天才を越えた天才
あの乱闘から1ヶ月が経過した。
榊とトーマスJr.は出場停止処分が溶け一軍に合流した。
今日から王者、東京ゴールデンズとの戦いが始まる。
櫻井はベンチである男のバッティングを見ていた。
その男の名は、浅野 聖(あさの こうき)
昨年のMVPに輝いたスラッガー。
今年で9年目を迎える30才。
右投げ右打ちのサードを守るゴールデンズの中心選手だ。
昨年の成績は、打率 378と右打者としては歴代最高アベレージを誇る。
ホームラン51 打点143共にリーグ2位という、三冠王に一番近い成績を記録する。
そして櫻井とは高校の先輩後輩という間柄でもある。
櫻井は浅野のいるゴールデンズに入団を希望していたが、ドラフトでの抽選でエンペラーズが獲得した。
もし櫻井がゴールデンズに入ったらとてつもない3,4番コンビとなっていただろう。
櫻井は天才と称されているが、浅野は天才を越えた天才と呼ばれ、誰もが球界ナンバーワンスラッガーと認める存在だ。
榊は浅野がいなければ間違いなく昨年のMVPに選ばれていたはずだ。
そしてもう一人の注目選手はレフトを守るウィリー・マードック外野手。
昨年3割 30本 100打点を記録した助っ人外国人選手である。
浅野とのクリーンナップで驚異の破壊力を誇る。
投手陣では、榊が抜けた後を右の本格派、池田 佳樹(いけだ よしき)がエースとなり、榊に劣らぬ活躍を見せている。
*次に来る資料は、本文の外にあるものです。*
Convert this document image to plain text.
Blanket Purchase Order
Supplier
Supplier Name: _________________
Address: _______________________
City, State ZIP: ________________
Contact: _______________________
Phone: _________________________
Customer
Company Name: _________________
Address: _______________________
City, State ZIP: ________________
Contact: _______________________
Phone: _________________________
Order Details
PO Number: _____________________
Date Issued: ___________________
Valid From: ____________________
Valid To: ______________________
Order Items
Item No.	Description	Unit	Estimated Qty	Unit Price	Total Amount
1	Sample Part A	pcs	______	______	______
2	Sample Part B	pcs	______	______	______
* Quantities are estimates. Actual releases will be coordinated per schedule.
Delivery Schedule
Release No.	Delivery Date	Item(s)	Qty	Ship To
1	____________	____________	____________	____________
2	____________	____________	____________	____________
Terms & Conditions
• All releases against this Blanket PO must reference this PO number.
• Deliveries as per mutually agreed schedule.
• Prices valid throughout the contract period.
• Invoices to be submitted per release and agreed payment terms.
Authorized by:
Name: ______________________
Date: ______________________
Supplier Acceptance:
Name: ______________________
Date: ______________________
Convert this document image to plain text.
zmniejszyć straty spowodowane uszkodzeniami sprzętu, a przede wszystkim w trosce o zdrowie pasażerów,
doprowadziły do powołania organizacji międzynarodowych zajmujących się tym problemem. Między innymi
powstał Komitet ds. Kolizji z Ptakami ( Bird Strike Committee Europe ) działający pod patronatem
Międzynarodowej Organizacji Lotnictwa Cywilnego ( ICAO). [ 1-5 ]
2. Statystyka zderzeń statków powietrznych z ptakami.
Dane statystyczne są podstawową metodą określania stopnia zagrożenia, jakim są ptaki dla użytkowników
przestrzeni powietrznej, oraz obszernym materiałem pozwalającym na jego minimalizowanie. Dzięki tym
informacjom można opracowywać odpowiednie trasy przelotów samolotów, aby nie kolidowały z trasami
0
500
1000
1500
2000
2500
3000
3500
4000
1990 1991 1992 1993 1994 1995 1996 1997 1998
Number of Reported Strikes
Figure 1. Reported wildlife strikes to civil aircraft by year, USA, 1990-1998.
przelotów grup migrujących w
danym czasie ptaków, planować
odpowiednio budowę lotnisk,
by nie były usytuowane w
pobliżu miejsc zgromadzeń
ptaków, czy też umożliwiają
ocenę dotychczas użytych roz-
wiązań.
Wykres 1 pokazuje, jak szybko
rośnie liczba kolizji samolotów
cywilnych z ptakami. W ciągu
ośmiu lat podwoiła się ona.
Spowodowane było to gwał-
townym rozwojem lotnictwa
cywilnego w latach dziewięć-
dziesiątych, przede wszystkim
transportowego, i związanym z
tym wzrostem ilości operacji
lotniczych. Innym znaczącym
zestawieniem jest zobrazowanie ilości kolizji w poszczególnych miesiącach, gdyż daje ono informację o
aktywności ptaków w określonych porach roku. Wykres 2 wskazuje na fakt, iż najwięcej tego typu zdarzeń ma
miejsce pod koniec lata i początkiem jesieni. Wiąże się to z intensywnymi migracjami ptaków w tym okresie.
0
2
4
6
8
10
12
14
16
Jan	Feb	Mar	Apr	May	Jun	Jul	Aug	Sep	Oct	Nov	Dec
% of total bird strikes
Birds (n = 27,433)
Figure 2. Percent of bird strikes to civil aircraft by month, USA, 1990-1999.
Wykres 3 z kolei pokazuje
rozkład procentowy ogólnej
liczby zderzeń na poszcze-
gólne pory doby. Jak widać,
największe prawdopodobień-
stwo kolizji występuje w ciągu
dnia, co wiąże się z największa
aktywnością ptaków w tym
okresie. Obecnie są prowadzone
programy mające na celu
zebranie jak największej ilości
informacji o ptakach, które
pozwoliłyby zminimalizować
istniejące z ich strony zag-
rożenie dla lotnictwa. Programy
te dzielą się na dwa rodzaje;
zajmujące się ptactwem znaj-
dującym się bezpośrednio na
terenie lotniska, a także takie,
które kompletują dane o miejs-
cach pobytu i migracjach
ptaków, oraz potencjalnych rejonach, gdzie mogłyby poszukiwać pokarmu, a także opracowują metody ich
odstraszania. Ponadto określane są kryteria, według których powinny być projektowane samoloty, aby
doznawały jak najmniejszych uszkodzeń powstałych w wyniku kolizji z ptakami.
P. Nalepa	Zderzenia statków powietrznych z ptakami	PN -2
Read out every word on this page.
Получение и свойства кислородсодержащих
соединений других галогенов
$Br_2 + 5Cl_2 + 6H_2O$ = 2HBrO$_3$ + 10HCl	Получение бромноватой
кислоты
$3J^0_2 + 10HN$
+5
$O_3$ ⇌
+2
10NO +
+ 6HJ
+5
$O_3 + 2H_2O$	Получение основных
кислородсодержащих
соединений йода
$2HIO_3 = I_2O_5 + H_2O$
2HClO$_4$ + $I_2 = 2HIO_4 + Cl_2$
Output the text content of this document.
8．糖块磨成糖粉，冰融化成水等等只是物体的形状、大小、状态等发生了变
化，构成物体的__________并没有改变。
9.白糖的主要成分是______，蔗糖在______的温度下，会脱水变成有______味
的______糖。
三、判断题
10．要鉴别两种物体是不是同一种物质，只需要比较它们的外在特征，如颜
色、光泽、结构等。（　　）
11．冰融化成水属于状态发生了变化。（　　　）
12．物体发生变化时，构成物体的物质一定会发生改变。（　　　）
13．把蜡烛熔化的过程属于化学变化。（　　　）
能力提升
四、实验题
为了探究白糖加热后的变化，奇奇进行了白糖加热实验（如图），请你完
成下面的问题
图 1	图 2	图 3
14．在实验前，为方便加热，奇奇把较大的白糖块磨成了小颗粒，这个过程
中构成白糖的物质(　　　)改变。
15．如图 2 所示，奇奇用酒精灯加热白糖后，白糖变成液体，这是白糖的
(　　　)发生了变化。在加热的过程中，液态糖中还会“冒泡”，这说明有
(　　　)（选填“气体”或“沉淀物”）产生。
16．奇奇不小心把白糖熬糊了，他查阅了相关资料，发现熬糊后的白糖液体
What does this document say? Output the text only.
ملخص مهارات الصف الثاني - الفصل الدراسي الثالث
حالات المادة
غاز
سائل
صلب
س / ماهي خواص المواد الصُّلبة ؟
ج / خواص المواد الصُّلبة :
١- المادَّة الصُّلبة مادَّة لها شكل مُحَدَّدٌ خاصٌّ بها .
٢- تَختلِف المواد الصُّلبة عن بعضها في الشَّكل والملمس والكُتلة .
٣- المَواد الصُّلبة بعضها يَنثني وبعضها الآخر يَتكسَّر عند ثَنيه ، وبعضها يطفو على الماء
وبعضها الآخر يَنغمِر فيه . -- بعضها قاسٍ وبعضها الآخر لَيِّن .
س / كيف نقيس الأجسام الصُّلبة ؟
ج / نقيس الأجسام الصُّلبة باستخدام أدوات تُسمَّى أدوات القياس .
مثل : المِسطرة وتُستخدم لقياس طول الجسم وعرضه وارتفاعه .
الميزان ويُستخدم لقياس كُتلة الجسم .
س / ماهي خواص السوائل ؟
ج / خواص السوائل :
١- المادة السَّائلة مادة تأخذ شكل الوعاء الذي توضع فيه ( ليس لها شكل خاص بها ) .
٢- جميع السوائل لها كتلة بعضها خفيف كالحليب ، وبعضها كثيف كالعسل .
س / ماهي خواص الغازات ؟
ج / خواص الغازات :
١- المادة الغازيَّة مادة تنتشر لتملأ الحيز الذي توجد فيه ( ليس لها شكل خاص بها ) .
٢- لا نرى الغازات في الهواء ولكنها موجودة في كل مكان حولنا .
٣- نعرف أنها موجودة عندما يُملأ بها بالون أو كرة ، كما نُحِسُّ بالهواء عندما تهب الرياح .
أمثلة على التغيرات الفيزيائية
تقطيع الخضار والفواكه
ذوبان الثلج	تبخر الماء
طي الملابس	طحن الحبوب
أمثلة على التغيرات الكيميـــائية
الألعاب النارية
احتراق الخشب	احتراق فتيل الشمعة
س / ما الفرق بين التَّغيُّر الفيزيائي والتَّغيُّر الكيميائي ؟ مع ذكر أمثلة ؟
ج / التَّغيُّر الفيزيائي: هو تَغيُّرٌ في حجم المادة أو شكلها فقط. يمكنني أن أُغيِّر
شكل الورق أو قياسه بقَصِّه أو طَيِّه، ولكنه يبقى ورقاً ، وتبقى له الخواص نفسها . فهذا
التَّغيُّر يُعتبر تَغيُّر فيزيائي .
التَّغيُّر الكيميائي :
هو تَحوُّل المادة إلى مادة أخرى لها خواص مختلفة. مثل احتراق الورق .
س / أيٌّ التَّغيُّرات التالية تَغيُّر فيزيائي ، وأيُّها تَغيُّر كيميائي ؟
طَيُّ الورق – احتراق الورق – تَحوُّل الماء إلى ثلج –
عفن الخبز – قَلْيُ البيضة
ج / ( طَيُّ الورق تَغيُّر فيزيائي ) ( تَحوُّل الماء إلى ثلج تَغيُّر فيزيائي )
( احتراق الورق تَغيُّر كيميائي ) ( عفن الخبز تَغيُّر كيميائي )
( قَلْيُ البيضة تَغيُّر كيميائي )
そして中継ぎでは昨年のホールド数最多を誇る左腕の前田 尊裕(まえだ たかひろ)
抑えには、150㎞を越えるストレートと落差の大きいフォークボールを武器に奪三振率が高い、藤野 功(ふじの いさお)と、完成度の高い選手が多い。
王者相手にエンペラーズはどう挑むか。
櫻井は浅野を越える選手として目標にしていた。
自分は天才なんかじゃない、本当の天才は浅野さんだと言う程に、浅野に憧れを抱いている。
広角に打ち分けるバッティングに強靭なリスト。
構えに一切のムダを省いた素晴らしいフォームは櫻井の求める理想でもある。